The above calculation also reveals that $\ran(V)\neq L^2(0,1)$ (since there are continuous functions in $L^2$ which are not differentiable a.e.), yielding an example of a range which is not closed. However, we do know that
$$\overline{\ran(V)} = \ker(V^*)^\perp = L^2(0,1)$$
since $\ker(V^*)=0$ as well.
**Remark 1.** An operator of type $$(T_Kf)(x):=\int_0^1 K(x,y)f(y)dy$$ is called an *integral kernel* operator, and the Fubini argument above shows that whenever such an operator is bounded we have
$$ (T_K)^* = T_{K^*},$$
where $K^*(x,y)=\overline{K(y,x)}$.
## Projection and Unitary Operators
A *projection* is an operator which satisfies $P^2=P$, and an *orthogonal projection* further satisfies $P=P^*$. It is easy to check that $\ran(P)$ is closed for a projection, and there is a 1-1 correspondence between orthogonal projections and closed subspaces of $H$ by $H=\ran(P)\oplus \ker(P)$.
A *partial isometry* is an operator $U:H\rightarrow H$ satisfying
$$ \|Ux\|=\|x\|\quad\forall x\in \ker(A)^\perp,$$
which can be seen to be equivalent to
$$ (Ux,Uy)=(x,y)\quad\forall x,y\in\ker(A)^\perp$$
by the polarization identity. Such an operator is called *unitary* if $\ker(U)=\{0\}$, in which case $U$ is a bijection.
It is easy to verify that $U^*U=P_{\ker(U)^\perp}$ and $UU^* = P_{\ran(U)}$. The first fact implies that the range of a unitary is always closed since a sequence $Ux_n$ is Cauchy if and only if $x_n$ is Cauchy.
Intuitively, we think of unitaries as "rotations" and of partial isometries as "geometry preserving" embeddings of one subspace into another.

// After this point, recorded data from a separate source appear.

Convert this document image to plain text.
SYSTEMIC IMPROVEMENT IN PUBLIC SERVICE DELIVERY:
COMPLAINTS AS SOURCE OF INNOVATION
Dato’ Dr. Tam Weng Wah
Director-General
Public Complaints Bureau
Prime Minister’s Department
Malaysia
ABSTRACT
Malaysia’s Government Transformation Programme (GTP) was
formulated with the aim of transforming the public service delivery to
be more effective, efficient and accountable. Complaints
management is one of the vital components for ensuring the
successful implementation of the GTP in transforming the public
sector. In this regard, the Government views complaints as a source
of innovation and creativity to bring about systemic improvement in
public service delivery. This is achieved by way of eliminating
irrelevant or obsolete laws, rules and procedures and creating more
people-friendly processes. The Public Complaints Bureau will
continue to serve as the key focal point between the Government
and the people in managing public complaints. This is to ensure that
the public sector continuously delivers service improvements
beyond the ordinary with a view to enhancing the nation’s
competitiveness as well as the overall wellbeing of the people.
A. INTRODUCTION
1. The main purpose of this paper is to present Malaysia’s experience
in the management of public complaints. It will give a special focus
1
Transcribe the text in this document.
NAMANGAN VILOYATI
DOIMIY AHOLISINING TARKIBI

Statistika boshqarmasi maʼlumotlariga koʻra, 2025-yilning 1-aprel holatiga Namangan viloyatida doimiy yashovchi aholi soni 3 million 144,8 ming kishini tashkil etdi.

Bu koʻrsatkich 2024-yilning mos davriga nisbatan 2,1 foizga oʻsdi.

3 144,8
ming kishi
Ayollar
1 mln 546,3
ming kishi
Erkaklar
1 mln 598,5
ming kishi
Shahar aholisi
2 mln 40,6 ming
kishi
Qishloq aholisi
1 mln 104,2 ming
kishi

**Example.** The right shift operator on $\ell^2(\mathbb{N})$ is a partial isometry with $\ker=\{e_1\}$ whereas the right shift operator on $\ell^2(\mathbb{Z})$ is a unitary.
## The Polar Decomposition
The polar decomposition allows one to express any bounded operator as a product of a partial isometry and a positive operator. Let $|A|=\sqrt{A^*A}$ denote the absolute value of $A$.
**Theorem 1.** If $A\in L(H)$ then there is a unique partial isometry $U$ such that
$$A=U|A|$$
with $\ker(U)=\ker(A)$.
The proof is given in Reed and Simon Theorem VI.10.
Suppose we could prove that every self-adjoint operator (such as $|A|$) can be "diagonalized": $|A|=VDV^*$ for some "diagonal" $D$ (we will prove this soon, though the definition of diagonal is different from the finite case). Then the polar decomposition gives:
$$ A = U(VDV^*)=WDV^*$$
for some partial isometries $W,V$, which is a "singular value decomposition" for elements of $L(H)$.